Нам действительно повезло. На Старом рынке Сурков наметанным глазом сразу выделил средних лет грузина: распахнутый халат, под ним — строгий костюм, белая сорочка, хризантема в нагрудном кармашке пиджака — прямо благородный жених, но главное — галстук заколот миниатюрным кинжалом с блестящим камешком. Мы пригласили его в дирекцию.
Он оказался не Гельминтошвили и не Аскаридзе, а Бамбуриди.
— Слушай, — сказал он мне. — Может быть, я обидел тебя? Нет? Может быть, обманул твоего сына? Нет? Может быть, я нехорошо посмотрел тебе вслед? Обратно нет? Так почему же ты не уважаешь меня? Отрываешь от работы? Позоришь перед советскими людьми честного человека?
— Вы знакомы с гражданином Пахомовым?
— Очень знакомый! Очень большой и хороший человек, профессор.
— Откуда вы его знаете?
— Это не скажу — режь меня! Но я не могу подводить женщину, даму!
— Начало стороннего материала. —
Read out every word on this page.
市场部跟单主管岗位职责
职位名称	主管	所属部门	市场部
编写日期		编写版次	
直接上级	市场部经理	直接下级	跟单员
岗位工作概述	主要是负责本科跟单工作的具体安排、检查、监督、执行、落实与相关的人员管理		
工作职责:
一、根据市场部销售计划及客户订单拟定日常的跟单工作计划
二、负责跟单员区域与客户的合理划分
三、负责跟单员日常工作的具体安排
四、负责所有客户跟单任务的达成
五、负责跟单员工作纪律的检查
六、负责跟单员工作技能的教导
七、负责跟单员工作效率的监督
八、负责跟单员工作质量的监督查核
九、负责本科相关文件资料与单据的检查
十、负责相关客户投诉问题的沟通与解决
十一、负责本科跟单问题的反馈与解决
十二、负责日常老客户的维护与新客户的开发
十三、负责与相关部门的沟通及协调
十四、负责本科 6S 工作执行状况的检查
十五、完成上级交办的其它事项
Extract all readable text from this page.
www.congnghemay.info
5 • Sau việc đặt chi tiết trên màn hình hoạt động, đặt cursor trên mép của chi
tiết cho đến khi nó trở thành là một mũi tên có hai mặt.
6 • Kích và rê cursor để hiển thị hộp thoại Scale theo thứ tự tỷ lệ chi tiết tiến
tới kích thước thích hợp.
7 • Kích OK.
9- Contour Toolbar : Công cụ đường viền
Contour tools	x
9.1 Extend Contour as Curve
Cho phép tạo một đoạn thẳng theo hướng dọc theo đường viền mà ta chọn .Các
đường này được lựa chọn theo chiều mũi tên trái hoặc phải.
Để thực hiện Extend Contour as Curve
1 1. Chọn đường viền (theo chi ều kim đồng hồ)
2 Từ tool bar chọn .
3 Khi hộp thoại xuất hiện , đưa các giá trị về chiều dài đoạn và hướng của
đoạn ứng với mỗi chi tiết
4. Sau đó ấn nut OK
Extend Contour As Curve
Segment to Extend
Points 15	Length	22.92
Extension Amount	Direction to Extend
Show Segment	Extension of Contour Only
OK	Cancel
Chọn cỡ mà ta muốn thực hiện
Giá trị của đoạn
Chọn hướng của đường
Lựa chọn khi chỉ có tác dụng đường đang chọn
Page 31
— Зачем вы с ним встречались?
— Вот это не секрет. Предлагал мне купить у него саблю.
— Купили?
— Ха! — Он ударил ладонью в ладонь. — Зачем, слушай? Я нашел другую, тоже хорошую, но дешевую. Теперь у меня все есть, чтобы хорошо жить. А профессор — уважаемый человек, у него даже есть орден, — он сказал такую цену, что я сразу забыл русский язык. Я бы мог купить, конечно, и ходить в одних, прости, дорогой, трусах и с саблей на боку, да?
— А у кого вы купили саблю?
— Тоже очень достойный и почтенный человек. Его зовут дядя Степа, и он держит контору на кладбище.
— Что?!
— Что с тобой, дорогой? Не волнуйся, пожалуйста.
— Опишите мне саблю!
— Что говоришь?
— Какая она?
— Лучше один раз увидеть… Пойдем, дорогой, не волнуйся. Я ее под прилавком держу. Сабля старая и плохая совсем.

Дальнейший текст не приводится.